# Kia Ora from New Zealand



## Stephen Gallagher (Nov 12, 2013)

Kia Ora and hello from New Zealand
My name is Stephen and I am very happy to be here.
Thanks for having me!
I am a composer and music editor.
http://stephengallagher.co.nz
https://www.facebook.com/StephenGallagherMusic


----------



## Walid F. (Nov 12, 2013)

Welcome!! But you've already been here for over 2 years. I guess it's better late than never :D


----------



## Stephen Gallagher (Nov 12, 2013)

Thanks!

It's been too long!

Nice to erm.... be back.



S


----------



## Walid F. (Nov 12, 2013)

Enjoy your stay! Anything cool you've worked on that we can take a listen to?


----------



## Stephen Gallagher (Nov 12, 2013)

Not sure if it's 'cool'! I have a few things up here but I need to update this again soon...
https://soundcloud.com/stephen-gallaghe ... -gallagher

oh and I was involved in recording this last month:

http://www.youtube.com/watch?v=mllXxyHTzfg

S


----------



## Walid F. (Nov 12, 2013)

Oh, man.

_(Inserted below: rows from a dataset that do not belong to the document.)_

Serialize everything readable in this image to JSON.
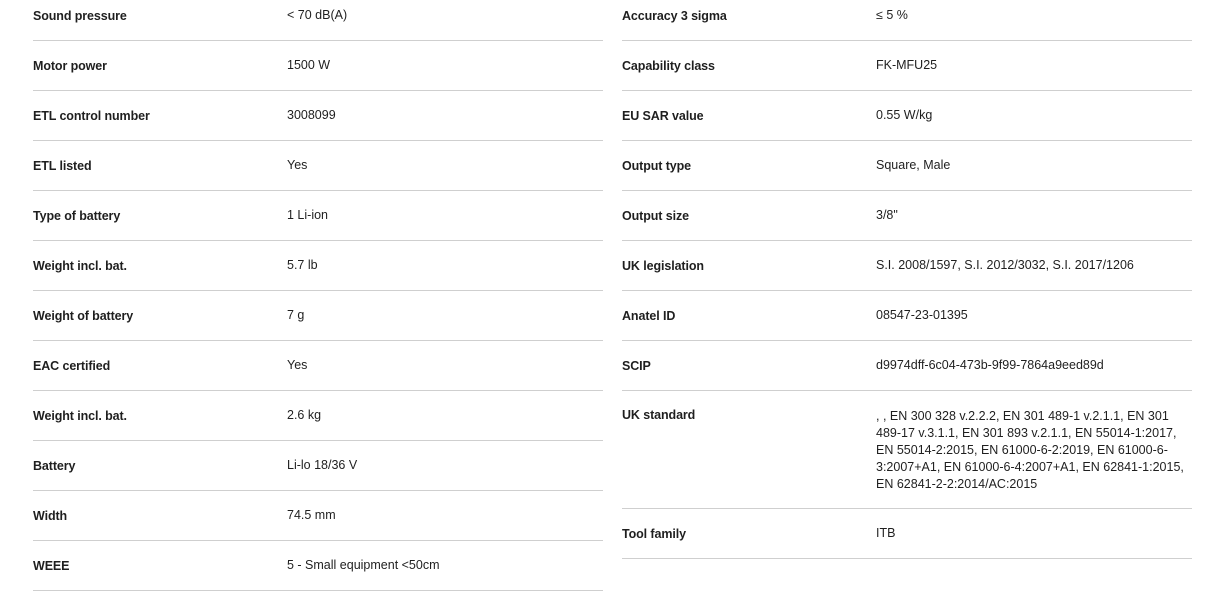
{
  "left_specs": [
    {
      "label": "Sound pressure",
      "value": "< 70 dB(A)"
    },
    {
      "label": "Motor power",
      "value": "1500 W"
    },
    {
      "label": "ETL control number",
      "value": "3008099"
    },
    {
      "label": "ETL listed",
      "value": "Yes"
    },
    {
      "label": "Type of battery",
      "value": "1 Li-ion"
    },
    {
      "label": "Weight incl. bat.",
      "value": "5.7 lb"
    },
    {
      "label": "Weight of battery",
      "value": "7 g"
    },
    {
      "label": "EAC certified",
      "value": "Yes"
    },
    {
      "label": "Weight incl. bat.",
      "value": "2.6 kg"
    },
    {
      "label": "Battery",
      "value": "Li-lo 18/36 V"
    },
    {
      "label": "Width",
      "value": "74.5 mm"
    },
    {
      "label": "WEEE",
      "value": "5 - Small equipment <50cm"
    }
  ],
  "right_specs": [
    {
      "label": "Accuracy 3 sigma",
      "value": "≤ 5 %"
    },
    {
      "label": "Capability class",
      "value": "FK-MFU25"
    },
    {
      "label": "EU SAR value",
      "value": "0.55 W/kg"
    },
    {
      "label": "Output type",
      "value": "Square, Male"
    },
    {
      "label": "Output size",
      "value": "3/8\""
    },
    {
      "label": "UK legislation",
      "value": "S.I. 2008/1597, S.I. 2012/3032, S.I. 2017/1206"
    },
    {
      "label": "Anatel ID",
      "value": "08547-23-01395"
    },
    {
      "label": "SCIP",
      "value": "d9974dff-6c04-473b-9f99-7864a9eed89d"
    },
    {
      "label": "UK standard",
      "value": ", , EN 300 328 v.2.2.2, EN 301 489-1 v.2.1.1, EN 301 489-17 v.3.1.1, EN 301 893 v.2.1.1, EN 55014-1:2017, EN 55014-2:2015, EN 61000-6-2:2019, EN 61000-6-3:2007+A1, EN 61000-6-4:2007+A1, EN 62841-1:2015, EN 62841-2-2:2014/AC:2015"
    },
    {
      "label": "Tool family",
      "value": "ITB"
    }
  ]
}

This is beautiful work, my friend. Where's Howard Shore in that video? Seems like he should be a little part of it at least :D


----------



## Stephen Gallagher (Nov 12, 2013)

Thanks!

It was a pleasure to be involved with.

Ed is the man. Great singer, great writer, great musician.

Would have been nice if Mr Shore was there too.

S


----------